Promise of extra staff and need for fewer documents to process student grants
‘Insufficient planning and testing’ before launch of centralised applications system
Additional staffing to deal with student grant applications and reduced documentation requirements were promised yesterday after publication of a report into the serious delays which had caused hardship and uncertainty for many students left without cash.
The review of the problems of the centralised grant application scheme for third-level students criticised the basis on which it was established.
The report said the implementation plan which formed the basis for the operation of the Student Universal Support Ireland (Susi) in its first year was “not defined to the level required to support a new national processing operation”.
There was “insufficient planning and testing” and there were “delays and constraints” in resourcing the scheme, the report by the consultants Accenture, commissioned by the City of Dublin Vocational Education Committee (CDVEC) which runs Susi, found.
CDVEC chief executive Jacinta Stewart welcomed the report. She said additional resources had been sanctioned to ensure Susi would have additional staff when it launched next week for the year ahead.
“We are also working to dramatically reduce the documentation required for new applicants and improvements in communications and processing times.”
A spokeswoman for the Department of Education said Minister for Education Ruairí Quinn noted that Susi had received sanction for additional staff and was working to reduce the documentation required.

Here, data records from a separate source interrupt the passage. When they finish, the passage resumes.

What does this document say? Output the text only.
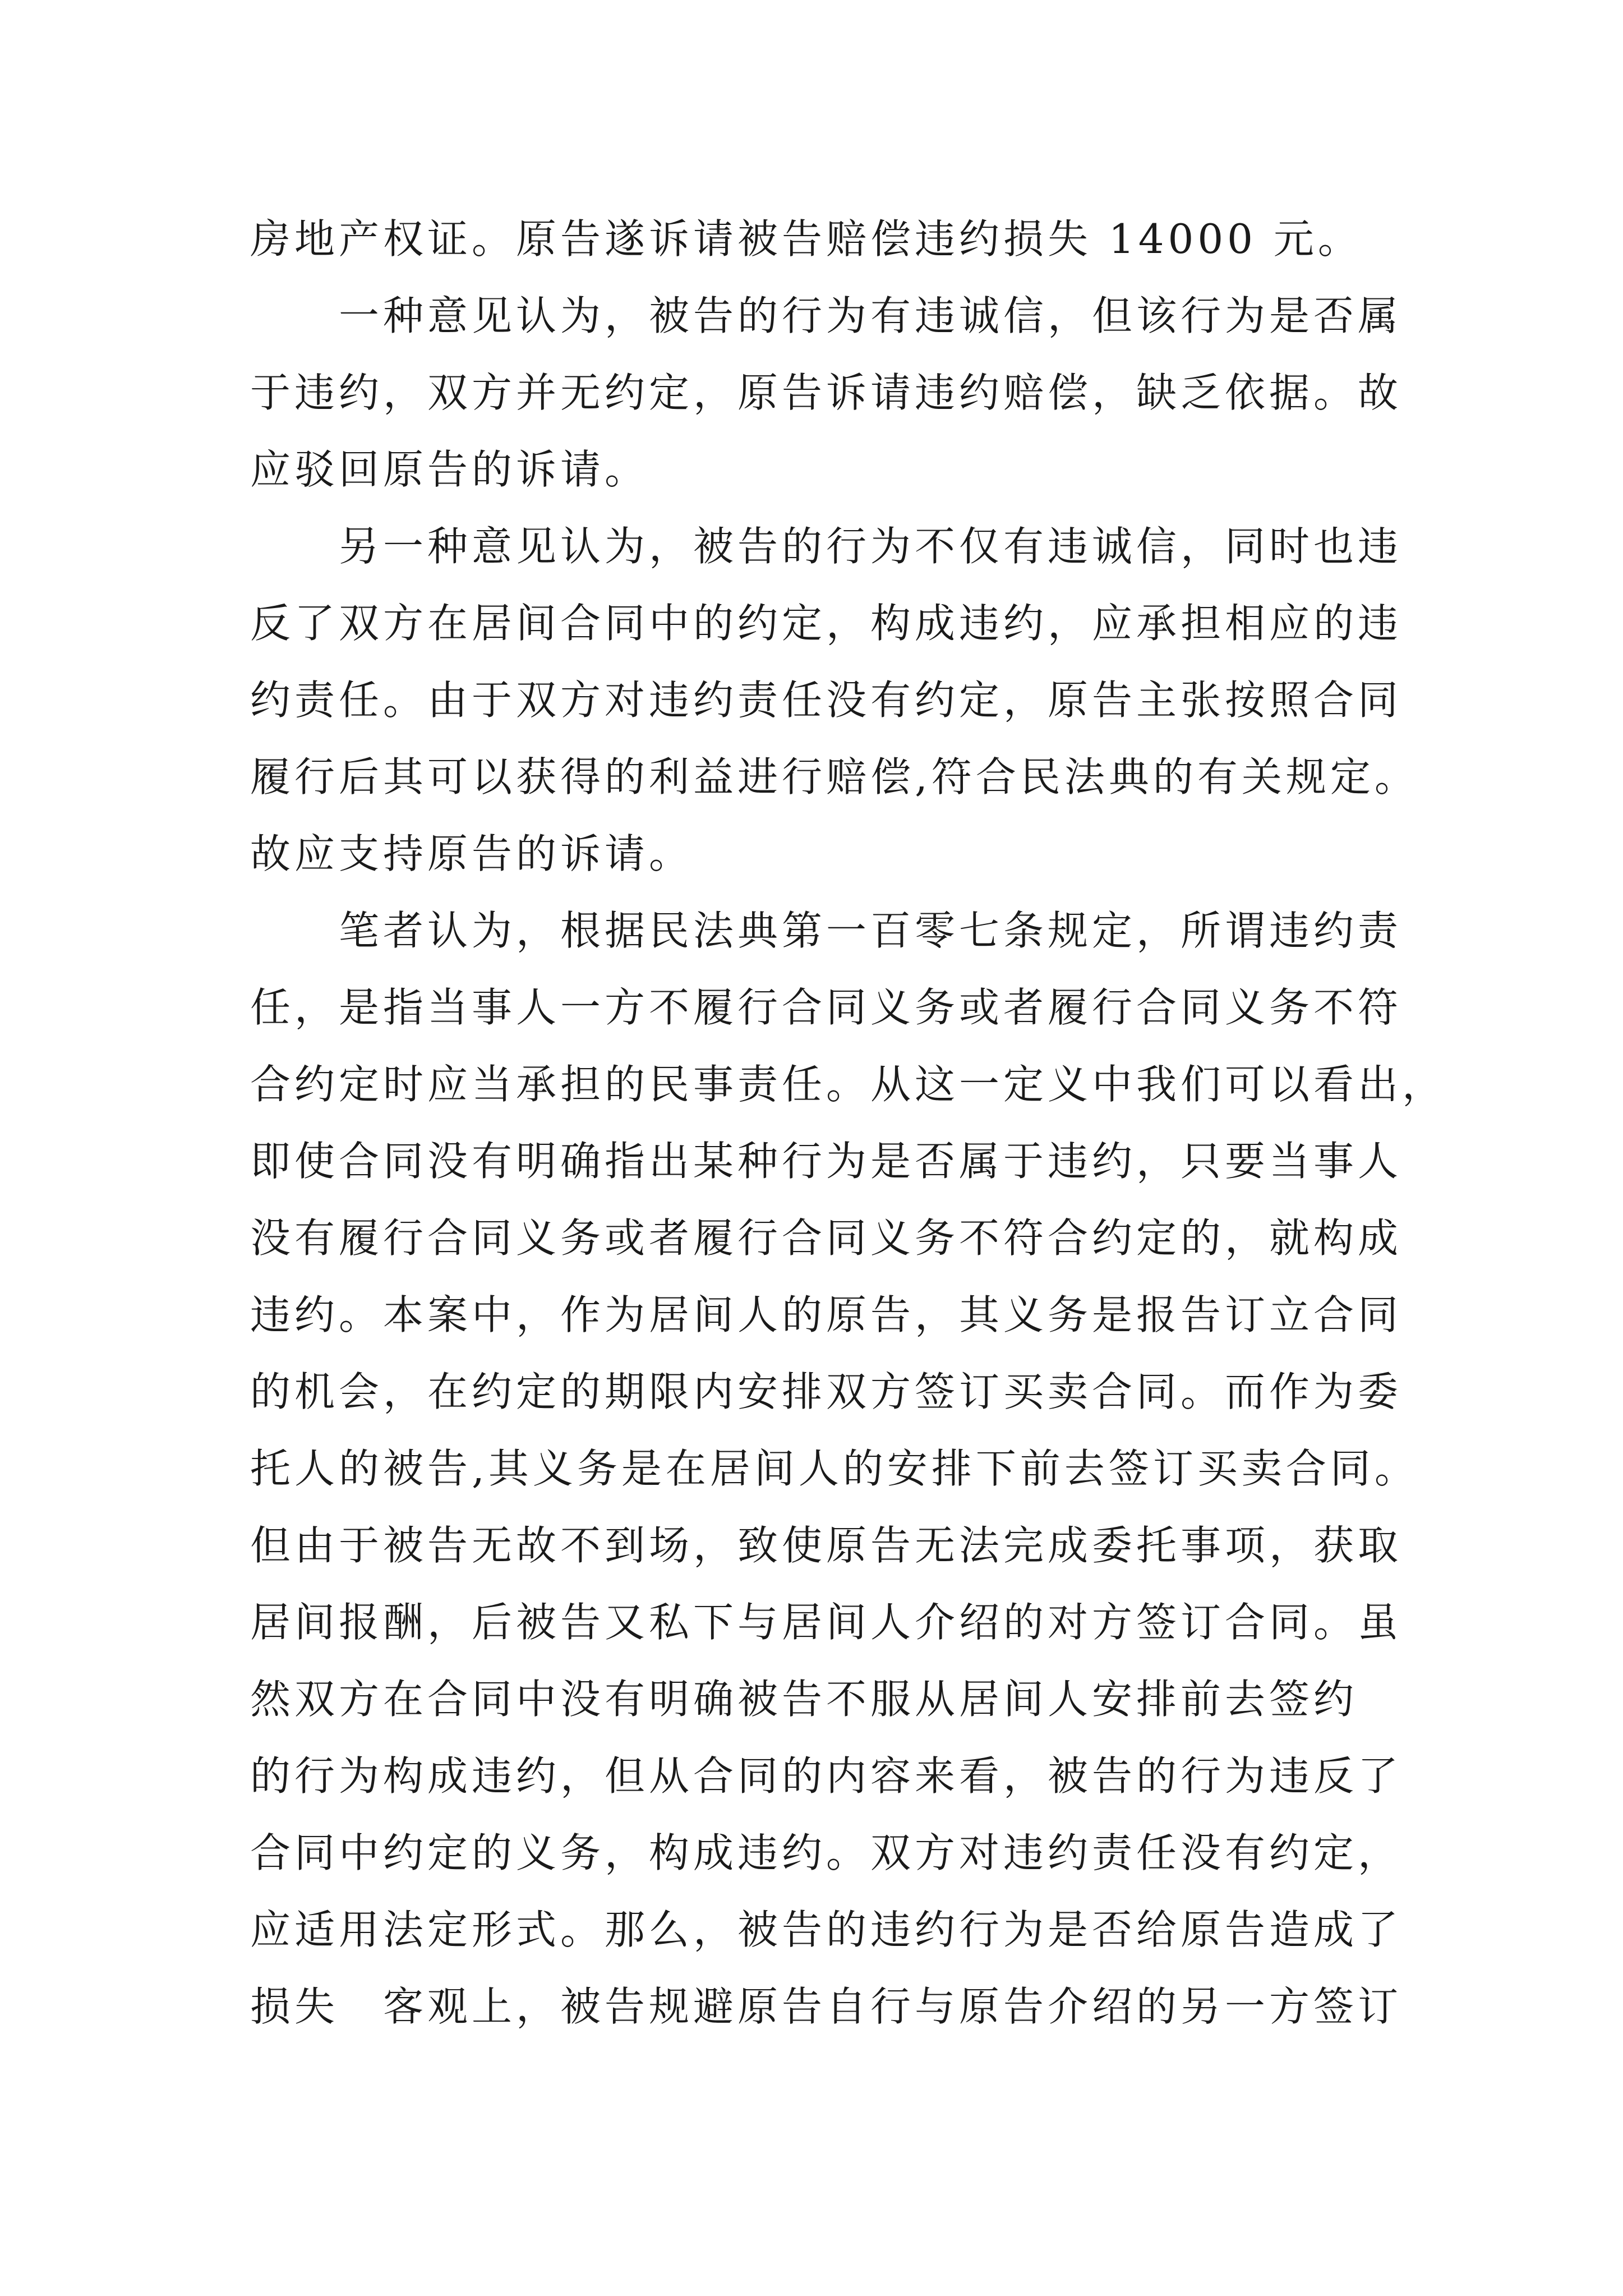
房地产权证。原告遂诉请被告赔偿违约损失 14000 元。
　　一种意见认为，被告的行为有违诚信，但该行为是否属
于违约，双方并无约定，原告诉请违约赔偿，缺乏依据。故
应驳回原告的诉请。
　　另一种意见认为，被告的行为不仅有违诚信，同时也违
反了双方在居间合同中的约定，构成违约，应承担相应的违
约责任。由于双方对违约责任没有约定，原告主张按照合同
履行后其可以获得的利益进行赔偿,符合民法典的有关规定。
故应支持原告的诉请。
　　笔者认为，根据民法典第一百零七条规定，所谓违约责
任，是指当事人一方不履行合同义务或者履行合同义务不符
合约定时应当承担的民事责任。从这一定义中我们可以看出，
即使合同没有明确指出某种行为是否属于违约，只要当事人
没有履行合同义务或者履行合同义务不符合约定的，就构成
违约。本案中，作为居间人的原告，其义务是报告订立合同
的机会，在约定的期限内安排双方签订买卖合同。而作为委
托人的被告,其义务是在居间人的安排下前去签订买卖合同。
但由于被告无故不到场，致使原告无法完成委托事项，获取
居间报酬，后被告又私下与居间人介绍的对方签订合同。虽
然双方在合同中没有明确被告不服从居间人安排前去签约
的行为构成违约，但从合同的内容来看，被告的行为违反了
合同中约定的义务，构成违约。双方对违约责任没有约定，
应适用法定形式。那么，被告的违约行为是否给原告造成了
损失　客观上，被告规避原告自行与原告介绍的另一方签订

“The Minister will continue to monitor how Susi responds to new applications when it launches again next week.”
The review found criticism of the scheme by students and others was partly due to “heightened expectations” that the system would “greatly accelerate the grant awards and payments process”.
Susi, the centralised application system for student grants, was introduced for the first time last year. It was set up to replace an application system which involved 33 VECs and 33 local authorities. In the first year, it processed only new applications. It was subject to widespread complaints about delays and high rates of rejection.
More than 10,000 student grant applications for the academic year beginning September 2012 were either still being processed or were “under query” by March 22nd, 2013, the report found.
More than 1,100 applications were at “on-hand processing” stage by the March date and almost 9,000 were under query or incomplete.
More than 23,000 of the almost 70,000 grant applications were refused and more than 36,000 were granted.
The report also found that more than 6,500 applicants appealed a decision to reject their application and of those appeals, more than 60 per cent were successful. “The high overturn rate could be an indicator of a potential quality issue and therefore needs to be carefully monitored by Susi.”
The City of Dublin Vocational Education Committee had gone from processing 5,000 applications to 70,000 and this challenge “should not be underestimated”, the report said.
It required “a fundamentally expanded operating model” and elements of this were “not fully in place” prior to its launch. Although resources had been approved, there were “challenges in securing the right staffing resources in the compressed timeframe” before the scheme began.
“There are also core roles missing from the current management structure,” the report said, including an overall head of Susi and a dedicated information technology lead.
It said Susi addressed “many of these issues during the year”. However it warned “without an early injection of management resources and an agreed mechanism for sourcing temporary staff, Susi will struggle to achieve” its objectives.